Semua aktivitas menulis ini berkembang dengan baik tidak lepas dari apresiasi teman-teman, terutama Djibril Fatkhul Mu’in sebagai ketua Korp (yang belakangan menjadi ketua Rayon Fakultas Ushuluddin, kemudian menjadi Ketua Umum PMII Cabang Jogjakarta, 2006).

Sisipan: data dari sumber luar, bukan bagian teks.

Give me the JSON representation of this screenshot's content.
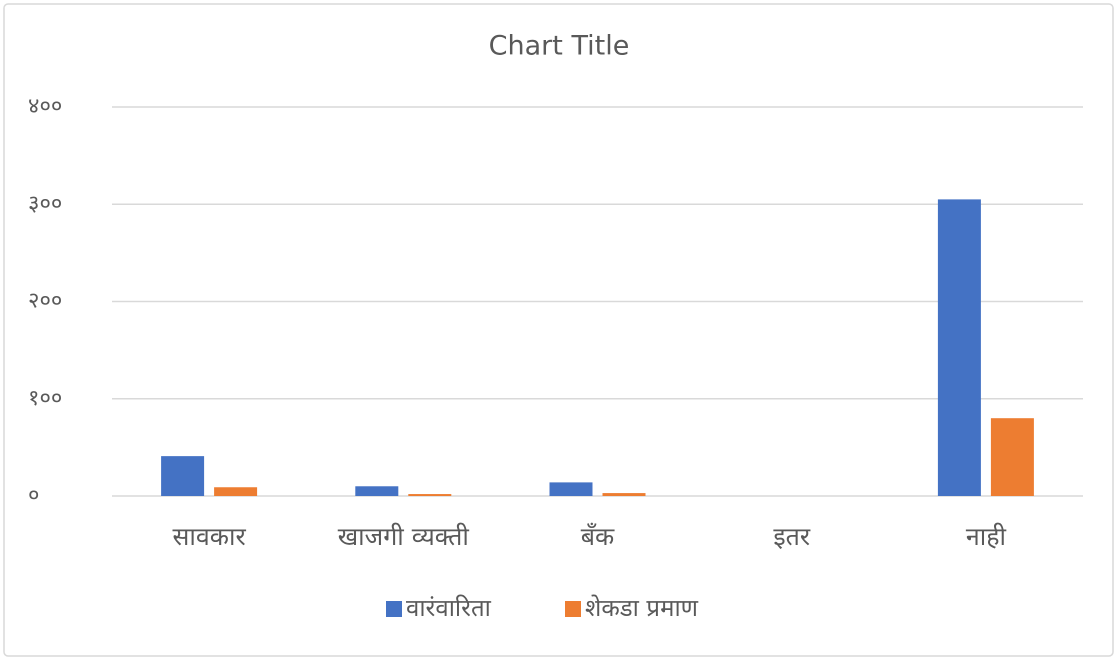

Korp OSAMA, sekurang-kurangnya dalam penilaian subyektif saya, adalah korp yang sangat dahsyat dan akomodatif. Apresiasi terhadap seluruh kecenderungan dan kreatifitas kader sangatlah besar. Pergerakan yang saat itu –bahkan sampai saat ini—hanya dimaknai dengan aksi-aksi jalanan mendapat sorotan kritis. Bagi korp OSAMA, pergerakan bukanlah sebuah aktivisme yang hanya bergerak di jalan-jalan melalui aksi demonstrasi. Melainkan sebuah aktivitas—apapun itu bentuknya—yang berorientasi kepada rakyat.

Melalui perubahan cara pandang terhadap gerakan inilah, kreatifitas OSAMA berkembang dengan baik. Dalam hal bisnis, OSAMA pernah berjualan Kolak saat bulan puasa. Hasilnya pun cukup besar—untuk ukuran saat itu. Ini semua tidak lepas dari berkat dan usaha Nurul Qomariyah, Sunia, Endang dan lain sebagainya. Setiap sore saat bulan Ramadhan, seluruh para srikandi korp OSAMA bersatu padu untuk membuat kolak sebagai langkah awal untuk membiayai sebuah pergerakan. Di samping jalan depan Masjid UIN Sunan Kalijaga, kolak buah tangan Nurul Qomariah dkk ini mendapatkan hasil yang tidak sedikit.

Hal yang sama juga pada seni. Korp OSAMA sempat memiliki kelompok band bernama PM11 band, yang teridiri dari Guntur (Vokalis), Zamzami, Malik, Topeq. Kelompok band ini muncul ketika penutupan Latihan Kader Dasar (LKD)—kini berganti nama menjadi PKD, Pelatihan Kader Dasar—di Santan, Bantul. Di saat Ustman Fitri menjadi Ketua Rayon dan Ustman menjadi Panitia inilah, band yang sudah alm ini muncul secara gemilang. Setelah menjadi band pembuka sebelum OG.Al-Jami’ah pada penutupan LKD Fakultas Ushuluddin, band ini terus berupaya mengembangkan sayap. Sejumlah lagu juga dihasilkan. Tapi sayangnya, band ini sudah almarhum.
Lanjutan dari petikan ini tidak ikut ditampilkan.